Tagesausflug in Berlin

Ein Tag am Wannsee: Deutsche Geschichte in geballter Form

Das Haus der Wannsee-Konferenz und die Liebermannvilla: Was erwartet einen da? Lohnt sich der Ausflug? Besuch an einem Ort, den man nicht vergisst.

Das Haus der Wannsee-Konferenz mit seinem Garten direkt am See
Das Haus der Wannsee-Konferenz mit seinem Garten direkt am SeeFotoillustration: Roshanak Amini für Berliner Zeitung am Wochenende.
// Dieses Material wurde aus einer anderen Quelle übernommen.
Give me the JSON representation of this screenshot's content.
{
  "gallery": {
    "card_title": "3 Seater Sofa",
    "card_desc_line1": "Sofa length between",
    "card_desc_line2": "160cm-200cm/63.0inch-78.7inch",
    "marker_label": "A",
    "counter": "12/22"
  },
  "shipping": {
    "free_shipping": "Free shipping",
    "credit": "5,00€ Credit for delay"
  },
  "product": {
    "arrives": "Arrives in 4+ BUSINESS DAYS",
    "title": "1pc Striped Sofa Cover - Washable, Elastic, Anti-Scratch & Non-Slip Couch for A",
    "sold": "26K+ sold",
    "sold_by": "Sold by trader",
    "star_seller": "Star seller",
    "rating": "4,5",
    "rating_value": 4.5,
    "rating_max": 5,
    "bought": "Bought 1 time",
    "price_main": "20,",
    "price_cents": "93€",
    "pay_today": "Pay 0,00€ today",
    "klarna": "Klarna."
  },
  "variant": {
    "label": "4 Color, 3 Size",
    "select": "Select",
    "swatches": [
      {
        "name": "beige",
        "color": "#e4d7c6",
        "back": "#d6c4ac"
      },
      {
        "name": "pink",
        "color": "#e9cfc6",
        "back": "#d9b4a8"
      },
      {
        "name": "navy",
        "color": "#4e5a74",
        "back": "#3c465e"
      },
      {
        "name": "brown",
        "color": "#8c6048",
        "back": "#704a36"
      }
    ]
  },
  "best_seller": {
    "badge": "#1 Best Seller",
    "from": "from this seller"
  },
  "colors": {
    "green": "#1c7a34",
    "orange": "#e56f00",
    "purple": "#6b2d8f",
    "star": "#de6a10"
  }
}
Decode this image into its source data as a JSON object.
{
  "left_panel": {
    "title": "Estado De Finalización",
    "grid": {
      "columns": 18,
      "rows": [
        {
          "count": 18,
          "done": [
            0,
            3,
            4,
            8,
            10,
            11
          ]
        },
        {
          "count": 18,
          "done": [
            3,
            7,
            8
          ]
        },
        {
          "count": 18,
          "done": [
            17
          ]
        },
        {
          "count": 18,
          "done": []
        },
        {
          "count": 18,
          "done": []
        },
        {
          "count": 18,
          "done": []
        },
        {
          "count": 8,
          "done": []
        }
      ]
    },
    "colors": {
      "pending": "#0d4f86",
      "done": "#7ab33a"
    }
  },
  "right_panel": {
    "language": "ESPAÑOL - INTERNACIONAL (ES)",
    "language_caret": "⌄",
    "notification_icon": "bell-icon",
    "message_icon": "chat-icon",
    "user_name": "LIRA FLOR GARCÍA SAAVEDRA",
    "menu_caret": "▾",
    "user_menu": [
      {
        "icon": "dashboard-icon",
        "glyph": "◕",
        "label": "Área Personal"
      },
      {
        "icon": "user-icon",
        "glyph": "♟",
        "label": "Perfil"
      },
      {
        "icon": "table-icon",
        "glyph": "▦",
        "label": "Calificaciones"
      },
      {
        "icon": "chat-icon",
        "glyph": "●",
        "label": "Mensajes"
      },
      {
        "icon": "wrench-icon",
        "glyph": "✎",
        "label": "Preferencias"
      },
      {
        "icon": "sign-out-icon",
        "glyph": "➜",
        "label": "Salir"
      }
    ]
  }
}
Bilder: Imago

Wie klein der Große Wannsee doch wirken kann: Wenn man im Garten des Hauses der Wannsee-Konferenz steht und ans andere Ufer blickt, dort das Strandbad entdeckt, wirkt es näher als erwartet. Hübsch, noch ganz ruhig, bevor es dort demnächst wieder randvoll sein wird. 

Die Vögel zwitschern, die Natur erblüht, über den See brummt ein Touristendampfer, Ruderboote ziehen ihre Bahnen – und hinter einem liegt diese wunderschöne Villa, in der Monströses beschlossen wurde. Fakten, Geschichten, Belege, die man erst einmal verdauen muss: die Vernichtung der europäischen Juden.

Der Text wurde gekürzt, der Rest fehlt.